Sunday, January 27
The Warsaw Ghetto was closed to the world on November 15th, 1940 imprisoning hundreds of thousands of Jewish men, women, and children in an area just over three-square kilometers. Conditions were beyond dismal; and I can only imagine that, for those living in the Ghetto, hope for some form of human decency and normal life was dwindling.
Emanuel Ringelblum was a Jewish historian living in the Warsaw Ghetto. And while many around him were scared and confused about their current situation, Ringelblum understood that the story of the Jewish people needed to be told and it needed to be told by the Jewish populace themselves. So, Ringelblum made the dangerous and selfless decision to lead a team of Jewish activists with the purpose of documenting life in the Ghetto.
This operation went by the code name Oyneg Shabes which is Yiddish for Sabbath delight. Ringelblum and his team of well-placed observers worked clandestinely and tirelessly collecting stories, jokes, songs, paintings, documents and anything else that gave insight into life in the Ghetto. Their work was dangerous. And if a member of Oyneg Shabes was discovered, they would be killed. But the brave men and women of Oyneg Shabes understood that their work was worth the risk. If they were going to be defeated, they were determined to give their side of the story.
Aperture Cinema recently screened the documentary “Who Will Write Our History,” which tells the story of Oyneg Shabes. The documentary follows several professional actors as they recreate – word for word – scenes and dialogue found in the actual archives and superimposes these characters into the backdrop of Nazi propaganda videos. The stories were not a second-hand account nor were they written after the war – they were written by the people who lived there during that moment in time.

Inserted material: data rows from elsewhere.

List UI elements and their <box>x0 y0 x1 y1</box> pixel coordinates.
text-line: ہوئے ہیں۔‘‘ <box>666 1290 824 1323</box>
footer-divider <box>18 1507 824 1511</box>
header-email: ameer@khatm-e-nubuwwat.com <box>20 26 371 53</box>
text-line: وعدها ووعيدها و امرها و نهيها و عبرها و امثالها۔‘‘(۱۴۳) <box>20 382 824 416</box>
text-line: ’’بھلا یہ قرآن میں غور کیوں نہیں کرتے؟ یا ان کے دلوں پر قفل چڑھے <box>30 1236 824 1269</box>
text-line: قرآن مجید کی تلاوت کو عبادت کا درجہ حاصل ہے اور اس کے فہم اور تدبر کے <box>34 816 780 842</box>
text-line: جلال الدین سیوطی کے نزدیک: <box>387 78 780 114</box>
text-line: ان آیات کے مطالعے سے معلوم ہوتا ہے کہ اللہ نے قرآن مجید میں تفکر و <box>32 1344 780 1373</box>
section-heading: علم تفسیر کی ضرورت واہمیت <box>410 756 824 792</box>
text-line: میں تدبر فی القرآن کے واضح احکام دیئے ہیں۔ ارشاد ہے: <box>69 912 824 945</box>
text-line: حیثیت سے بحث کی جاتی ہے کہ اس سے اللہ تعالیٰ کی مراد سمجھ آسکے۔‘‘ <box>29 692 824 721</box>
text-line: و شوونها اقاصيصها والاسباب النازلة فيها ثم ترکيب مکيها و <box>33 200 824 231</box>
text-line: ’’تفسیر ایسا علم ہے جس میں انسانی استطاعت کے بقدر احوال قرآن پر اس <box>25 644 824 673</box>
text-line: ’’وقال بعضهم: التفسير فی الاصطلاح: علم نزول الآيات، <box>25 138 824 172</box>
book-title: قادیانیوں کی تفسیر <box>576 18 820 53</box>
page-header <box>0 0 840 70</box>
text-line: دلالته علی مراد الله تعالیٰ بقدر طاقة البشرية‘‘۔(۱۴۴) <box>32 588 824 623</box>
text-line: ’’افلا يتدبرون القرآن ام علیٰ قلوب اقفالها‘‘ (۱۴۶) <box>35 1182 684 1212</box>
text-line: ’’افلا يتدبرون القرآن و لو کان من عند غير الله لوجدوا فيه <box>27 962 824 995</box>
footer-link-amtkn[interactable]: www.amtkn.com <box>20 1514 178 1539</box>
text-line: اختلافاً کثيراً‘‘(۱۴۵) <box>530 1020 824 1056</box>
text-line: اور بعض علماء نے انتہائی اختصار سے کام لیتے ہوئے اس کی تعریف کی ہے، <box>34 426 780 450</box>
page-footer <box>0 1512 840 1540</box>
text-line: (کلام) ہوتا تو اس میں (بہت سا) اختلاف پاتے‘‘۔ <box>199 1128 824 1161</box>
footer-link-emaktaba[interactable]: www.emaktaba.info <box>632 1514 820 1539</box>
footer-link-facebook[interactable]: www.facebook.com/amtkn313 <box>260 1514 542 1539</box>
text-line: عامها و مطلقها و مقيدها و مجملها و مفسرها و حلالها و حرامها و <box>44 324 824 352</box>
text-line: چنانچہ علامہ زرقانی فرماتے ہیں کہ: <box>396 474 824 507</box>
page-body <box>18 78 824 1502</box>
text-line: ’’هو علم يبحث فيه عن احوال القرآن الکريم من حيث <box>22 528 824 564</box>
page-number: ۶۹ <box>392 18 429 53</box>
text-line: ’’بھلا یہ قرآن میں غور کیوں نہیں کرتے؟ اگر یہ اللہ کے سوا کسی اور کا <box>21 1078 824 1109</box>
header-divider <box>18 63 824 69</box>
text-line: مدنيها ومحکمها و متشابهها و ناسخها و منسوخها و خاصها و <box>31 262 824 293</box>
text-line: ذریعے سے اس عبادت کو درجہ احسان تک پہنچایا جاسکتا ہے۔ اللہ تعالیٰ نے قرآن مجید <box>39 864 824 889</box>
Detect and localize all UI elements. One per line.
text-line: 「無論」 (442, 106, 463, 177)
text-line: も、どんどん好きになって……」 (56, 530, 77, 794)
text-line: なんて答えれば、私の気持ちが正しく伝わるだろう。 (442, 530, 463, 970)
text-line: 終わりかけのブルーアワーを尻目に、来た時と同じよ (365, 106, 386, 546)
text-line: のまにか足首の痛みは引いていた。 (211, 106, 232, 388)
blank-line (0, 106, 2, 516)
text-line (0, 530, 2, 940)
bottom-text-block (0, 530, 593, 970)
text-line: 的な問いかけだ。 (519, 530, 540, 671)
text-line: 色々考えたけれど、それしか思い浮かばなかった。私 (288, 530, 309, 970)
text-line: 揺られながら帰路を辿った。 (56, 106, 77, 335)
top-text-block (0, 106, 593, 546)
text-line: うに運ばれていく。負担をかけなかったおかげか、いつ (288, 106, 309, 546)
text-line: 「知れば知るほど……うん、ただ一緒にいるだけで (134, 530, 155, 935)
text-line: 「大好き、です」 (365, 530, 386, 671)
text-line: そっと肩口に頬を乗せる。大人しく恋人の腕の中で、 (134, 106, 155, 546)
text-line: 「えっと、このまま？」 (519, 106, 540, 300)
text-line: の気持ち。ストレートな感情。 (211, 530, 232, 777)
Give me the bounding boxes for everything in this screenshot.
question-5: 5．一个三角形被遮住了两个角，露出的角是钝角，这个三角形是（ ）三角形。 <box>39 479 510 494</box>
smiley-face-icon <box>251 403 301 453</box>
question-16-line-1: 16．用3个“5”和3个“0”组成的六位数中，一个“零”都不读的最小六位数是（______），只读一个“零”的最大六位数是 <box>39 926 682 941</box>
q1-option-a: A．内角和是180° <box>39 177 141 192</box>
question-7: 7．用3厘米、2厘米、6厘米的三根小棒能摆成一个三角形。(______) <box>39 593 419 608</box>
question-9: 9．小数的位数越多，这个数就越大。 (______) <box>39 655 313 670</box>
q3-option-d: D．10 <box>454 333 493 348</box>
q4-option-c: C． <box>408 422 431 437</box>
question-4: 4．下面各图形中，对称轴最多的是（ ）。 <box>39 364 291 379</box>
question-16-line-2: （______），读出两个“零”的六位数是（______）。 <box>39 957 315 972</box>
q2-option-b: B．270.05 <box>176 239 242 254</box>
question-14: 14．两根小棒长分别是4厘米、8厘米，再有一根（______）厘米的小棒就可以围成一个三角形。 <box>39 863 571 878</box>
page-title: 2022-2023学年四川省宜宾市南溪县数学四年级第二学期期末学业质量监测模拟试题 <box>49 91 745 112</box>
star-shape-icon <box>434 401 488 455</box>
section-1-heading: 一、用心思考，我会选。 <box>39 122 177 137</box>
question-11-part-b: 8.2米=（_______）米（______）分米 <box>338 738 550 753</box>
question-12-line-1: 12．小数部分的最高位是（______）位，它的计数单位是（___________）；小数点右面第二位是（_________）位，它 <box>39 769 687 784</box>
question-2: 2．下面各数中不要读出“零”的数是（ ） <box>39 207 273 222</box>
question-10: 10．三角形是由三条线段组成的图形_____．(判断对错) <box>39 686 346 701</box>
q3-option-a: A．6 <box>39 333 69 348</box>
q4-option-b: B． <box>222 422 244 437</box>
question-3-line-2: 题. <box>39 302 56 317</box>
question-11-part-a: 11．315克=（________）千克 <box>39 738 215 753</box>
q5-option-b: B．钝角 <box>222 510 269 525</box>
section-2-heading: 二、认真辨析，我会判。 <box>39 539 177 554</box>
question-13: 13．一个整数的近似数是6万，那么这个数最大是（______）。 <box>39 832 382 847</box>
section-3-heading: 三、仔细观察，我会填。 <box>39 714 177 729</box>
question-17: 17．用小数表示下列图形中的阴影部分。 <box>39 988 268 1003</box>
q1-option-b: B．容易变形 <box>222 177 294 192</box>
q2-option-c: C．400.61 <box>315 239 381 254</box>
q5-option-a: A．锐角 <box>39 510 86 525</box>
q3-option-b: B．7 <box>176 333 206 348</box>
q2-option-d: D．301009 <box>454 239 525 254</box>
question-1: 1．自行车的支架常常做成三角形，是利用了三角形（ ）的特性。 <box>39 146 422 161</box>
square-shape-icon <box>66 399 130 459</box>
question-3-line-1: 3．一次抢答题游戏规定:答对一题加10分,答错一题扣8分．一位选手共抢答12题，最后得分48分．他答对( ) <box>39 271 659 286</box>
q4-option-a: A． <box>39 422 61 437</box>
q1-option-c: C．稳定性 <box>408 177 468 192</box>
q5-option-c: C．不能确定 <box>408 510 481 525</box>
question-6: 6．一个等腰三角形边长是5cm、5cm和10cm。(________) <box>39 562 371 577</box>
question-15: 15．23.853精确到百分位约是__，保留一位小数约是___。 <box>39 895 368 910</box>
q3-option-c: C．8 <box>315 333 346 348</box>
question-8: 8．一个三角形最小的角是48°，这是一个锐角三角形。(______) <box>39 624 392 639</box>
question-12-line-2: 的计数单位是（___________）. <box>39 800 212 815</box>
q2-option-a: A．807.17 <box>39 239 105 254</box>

The documentary tackles a myriad of difficult and often unpleasant topics. Is it worth giving food to someone who is beyond help when food is scarce and needed by others who may yet live? Is ignoring a dead body in the street a sign of weakness or strength? Is there always hope? And, most importantly, how can we put an end to this type of suffering?
“Who Will Write Out History” was screened on January 27th – Holocaust Remembrance Day. It’s February, now, meaning that it is Black History Month. And while we have these occasions to mark remembrance and celebrate historically oppressed peoples, it seems like the lessons that we should be learning – lessons like tolerance, acceptance, and love – are being lost. Schools, churches, and synagogues are being attacked. Families are being separated at the border. And offensive rhetoric of all types seems to be the norm. But if the Oyneg Shabes and “Who Will Write Out History” teach us one thing is that we do not have to accept this as the norm.
I had never heard of Oyneg Shabes before I saw this film. I didn’t know what the conditions of the Warsaw Ghetto were like and I had never heard of this secret archive that so many risked their lives for. As a Jew, I had failed to learn my own history. But I was filled with a sense of pride from what I learned. A renewed sense of identity and power in a climate that seems to demand passivity. So, I implore you, dear reader, to make the same mistake I did; remember who we are, what we’ve come through, and where we are going. Be proud of who you are in the faces of those who want to silence you. Remember.